Connecting Ruby on Rails to multiple databases

It’s not dicussed very often, but it is possible to connect a Ruby on Rails app to multiple backend databases. This, paired with the importation of a pre-existing data as outlined in a previous blog post,  is useful in scenarios where your application is required to read data from a shared databases populated by another application.
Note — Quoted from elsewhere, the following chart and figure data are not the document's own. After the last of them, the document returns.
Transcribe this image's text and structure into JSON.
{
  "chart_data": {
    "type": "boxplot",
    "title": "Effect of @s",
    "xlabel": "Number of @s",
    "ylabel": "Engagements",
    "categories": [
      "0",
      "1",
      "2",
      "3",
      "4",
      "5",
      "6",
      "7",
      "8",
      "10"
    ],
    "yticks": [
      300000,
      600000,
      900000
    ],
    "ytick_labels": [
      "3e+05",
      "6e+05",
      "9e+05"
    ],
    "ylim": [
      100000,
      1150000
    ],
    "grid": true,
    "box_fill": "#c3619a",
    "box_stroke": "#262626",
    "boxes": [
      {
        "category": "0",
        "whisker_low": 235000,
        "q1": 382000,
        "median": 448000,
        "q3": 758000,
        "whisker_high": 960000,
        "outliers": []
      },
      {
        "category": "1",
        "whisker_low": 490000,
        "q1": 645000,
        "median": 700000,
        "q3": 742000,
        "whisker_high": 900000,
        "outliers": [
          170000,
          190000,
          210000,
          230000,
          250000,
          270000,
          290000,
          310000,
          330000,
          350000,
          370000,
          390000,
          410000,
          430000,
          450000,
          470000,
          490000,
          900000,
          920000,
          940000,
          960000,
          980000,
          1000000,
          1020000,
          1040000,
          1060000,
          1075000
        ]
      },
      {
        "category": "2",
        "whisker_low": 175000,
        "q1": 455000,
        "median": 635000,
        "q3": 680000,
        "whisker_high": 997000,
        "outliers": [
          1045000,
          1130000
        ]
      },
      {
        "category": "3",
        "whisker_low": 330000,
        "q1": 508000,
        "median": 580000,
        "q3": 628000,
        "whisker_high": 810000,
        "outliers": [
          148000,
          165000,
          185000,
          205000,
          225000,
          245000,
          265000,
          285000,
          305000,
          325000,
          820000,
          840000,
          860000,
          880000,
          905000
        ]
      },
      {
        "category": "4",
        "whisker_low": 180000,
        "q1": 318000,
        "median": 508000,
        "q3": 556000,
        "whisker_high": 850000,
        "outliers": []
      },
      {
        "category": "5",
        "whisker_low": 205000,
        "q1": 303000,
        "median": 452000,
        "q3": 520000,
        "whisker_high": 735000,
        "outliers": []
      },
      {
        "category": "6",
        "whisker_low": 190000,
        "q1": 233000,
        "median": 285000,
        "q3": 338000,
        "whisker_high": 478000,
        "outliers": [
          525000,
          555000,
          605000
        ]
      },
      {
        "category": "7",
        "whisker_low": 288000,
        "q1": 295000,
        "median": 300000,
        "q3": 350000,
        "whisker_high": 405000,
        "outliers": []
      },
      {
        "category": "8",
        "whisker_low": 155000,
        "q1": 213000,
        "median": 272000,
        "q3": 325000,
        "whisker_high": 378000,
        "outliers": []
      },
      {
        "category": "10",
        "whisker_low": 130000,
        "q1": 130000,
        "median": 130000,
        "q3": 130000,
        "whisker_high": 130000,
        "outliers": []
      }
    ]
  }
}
We start off by defining a new database connection in the ../config/database.yml file. For example, say we would like to connect to a database called “asterisk” on the local PC. We would simply append the following:

asteriskDB:
adapter: mysql2
encoding: utf8
database: asterisk
pool: 5
username: root
password: password
socket: /var/lib/mysql/mysql.sock

This defines a connection named asteriskDB. Next we need to instruct rails to use this new connection. In the models folder, create a new file (which I called asterisk_base.rb) and insert the following:

class AsteriskBase < ActiveRecord::Base
self.abstract_class = true
establish_connection “asteriskDB”
end

The above code defines a new class (AsteriskBase) which inherits from ActiveRecord::Base as other models do. The second line allows you to re-use this class as a parent to other classes. Any child class making use of this inheritance will automatically get the property defined in the third line (establish_connection “asteriskDB”), which points your model to the asteriskDB connection previously defined in database.yml. So we are now free to define additional model classes which use this second database. For example, to use the table “trunks” for the asterisk database, we would create a file “trunks.rb” in the models folder, and insert the following:

class Trunks < AsteriskBase
end

It’s a very simple model class definition, with the essential difference that it inherits “AsteriskBase” rather than the usual ActiveRecord::Base. You can then use the model in the usual ways the Active Record allows you.

One thing you may run across in such a scenario is that the two (or more) database that you are using, contain tables with the same name, and you need to use both these tables. The conventional advice is to use namespaces, however this method didn’t quite work for me, so I ended up avoiding namespaces completely and instead using the set_table_name property to define a different class name and instructing rails to avoid using it’s normal rules of determining the table name via the class name and explicitly stating the table name:

class Trunks2 < AsteriskBase

set_table_name “trunks”

end

Note, the set_table_name has been deprecated in favor of self.table_name:

class Trunks2 < AsteriskBase

self.table_name = “trunks”

end

Another note… sometime Rails’ naming convention can be frustrating. When dealing with the above scenario, to give a concrete example, I wanted to define the following in a controller:

def listAsteriskTrunks
@asteriskTrunks=AsteriskTrunks.all
end

AsteriskTrunks was a model which is pointing to a second database as outlined in the post. However, Rails would return “uninitialized constant”. Clearly it couldnt find the corresponding model file. The correct model file name turned out to be “asterisk_trunks.rb“. Note how the name of the file and the class called in the controller are similar, but the filename is all lowercase and separated by and underscore.